Patient & Family Support
When You're Searching for Answers, We're Here to Walk Beside You
When You're Searching for Answers, We're Here to Walk Beside You
Imagine sitting in a clinic, watching your child struggle to speak or walk, and no one can tell you why. Or going from hospital to hospital with unexplained symptoms, only to be dismissed or misdiagnosed over and over again. This is the reality for thousands of families across East Africa who live with undiagnosed or inherited conditions — and it’s a journey filled with fear, loneliness, and frustration.
At East Africa Genome, we believe no parent should carry this weight alone. Every person — regardless of income, language, or location — deserves to understand what is happening in their body or their child's body. And they deserve care that is both medically sound and emotionally supportive.
What We Offer Families
- One-on-one genetic counseling sessions in multiple languages (e.g., Somali, Swahili, Amharic, Oromo, English)
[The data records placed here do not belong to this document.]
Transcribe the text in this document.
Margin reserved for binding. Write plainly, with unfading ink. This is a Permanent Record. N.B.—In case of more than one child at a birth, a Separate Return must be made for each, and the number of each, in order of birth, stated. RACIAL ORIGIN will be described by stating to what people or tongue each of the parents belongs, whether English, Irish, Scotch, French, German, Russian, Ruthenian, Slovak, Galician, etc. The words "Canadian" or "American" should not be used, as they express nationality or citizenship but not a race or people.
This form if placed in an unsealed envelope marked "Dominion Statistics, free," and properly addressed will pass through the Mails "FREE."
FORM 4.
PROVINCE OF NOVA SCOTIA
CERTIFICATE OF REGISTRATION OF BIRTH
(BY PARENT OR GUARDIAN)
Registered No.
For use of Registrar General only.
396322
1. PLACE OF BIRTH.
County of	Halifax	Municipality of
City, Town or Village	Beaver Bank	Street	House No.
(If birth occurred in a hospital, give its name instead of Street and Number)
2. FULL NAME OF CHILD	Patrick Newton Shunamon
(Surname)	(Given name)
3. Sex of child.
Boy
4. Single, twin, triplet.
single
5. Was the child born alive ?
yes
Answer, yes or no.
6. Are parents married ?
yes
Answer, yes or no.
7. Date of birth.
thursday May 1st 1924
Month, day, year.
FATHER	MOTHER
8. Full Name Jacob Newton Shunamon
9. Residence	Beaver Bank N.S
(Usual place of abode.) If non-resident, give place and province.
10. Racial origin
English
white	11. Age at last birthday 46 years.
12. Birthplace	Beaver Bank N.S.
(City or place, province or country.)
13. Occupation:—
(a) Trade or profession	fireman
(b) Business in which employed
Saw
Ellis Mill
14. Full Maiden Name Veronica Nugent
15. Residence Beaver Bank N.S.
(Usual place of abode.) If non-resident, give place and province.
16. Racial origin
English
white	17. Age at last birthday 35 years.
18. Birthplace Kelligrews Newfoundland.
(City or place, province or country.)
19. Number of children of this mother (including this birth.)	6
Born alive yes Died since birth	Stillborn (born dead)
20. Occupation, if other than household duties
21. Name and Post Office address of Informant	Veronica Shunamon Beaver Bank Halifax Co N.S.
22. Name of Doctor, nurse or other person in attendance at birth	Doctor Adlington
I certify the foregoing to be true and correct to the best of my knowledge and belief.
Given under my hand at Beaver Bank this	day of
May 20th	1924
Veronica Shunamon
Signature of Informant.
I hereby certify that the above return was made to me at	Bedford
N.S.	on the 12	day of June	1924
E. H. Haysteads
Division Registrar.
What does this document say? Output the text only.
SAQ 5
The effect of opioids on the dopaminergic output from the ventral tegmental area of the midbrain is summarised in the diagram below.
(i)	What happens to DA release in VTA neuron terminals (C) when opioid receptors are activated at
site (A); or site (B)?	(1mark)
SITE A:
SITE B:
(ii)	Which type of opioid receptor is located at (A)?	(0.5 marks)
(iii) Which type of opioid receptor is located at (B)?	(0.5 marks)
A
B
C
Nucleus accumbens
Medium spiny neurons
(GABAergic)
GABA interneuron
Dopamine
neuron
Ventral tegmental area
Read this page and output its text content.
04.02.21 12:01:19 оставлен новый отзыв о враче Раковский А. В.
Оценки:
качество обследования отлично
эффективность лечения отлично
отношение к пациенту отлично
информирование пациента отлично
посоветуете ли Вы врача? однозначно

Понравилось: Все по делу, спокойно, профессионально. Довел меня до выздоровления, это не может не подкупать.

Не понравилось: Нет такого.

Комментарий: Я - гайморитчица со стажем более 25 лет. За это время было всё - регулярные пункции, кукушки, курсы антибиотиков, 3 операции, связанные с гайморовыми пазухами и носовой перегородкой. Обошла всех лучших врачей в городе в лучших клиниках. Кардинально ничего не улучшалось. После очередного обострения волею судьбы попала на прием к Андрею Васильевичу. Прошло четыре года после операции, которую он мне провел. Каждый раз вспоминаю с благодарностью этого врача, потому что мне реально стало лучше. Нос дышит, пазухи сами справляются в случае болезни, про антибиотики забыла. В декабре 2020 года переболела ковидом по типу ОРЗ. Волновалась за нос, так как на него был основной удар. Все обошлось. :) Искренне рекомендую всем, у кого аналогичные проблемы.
- Clear, compassionate explanations of complex diagnoses — without the medical jargon
- Culturally sensitive emotional support, especially for families navigating stigma, grief, or guilt
- Help understanding test results and options for next steps, including prevention, treatment, or family planning
- Community-based support circles for caregivers of children with genetic conditions
Many East African families live with inherited disorders like sickle cell disease, thalassemia, Duchenne muscular dystrophy, or neurodevelopmental syndromes — often without a name or roadmap. We aim to bring clarity and connection where there has been confusion and silence.
We honor each family's story, and we walk beside you — not just with science, but with kindness, patience, and deep respect for your culture and your courage.
"You are not alone. You did not cause this. You are doing the best you can — and that is enough."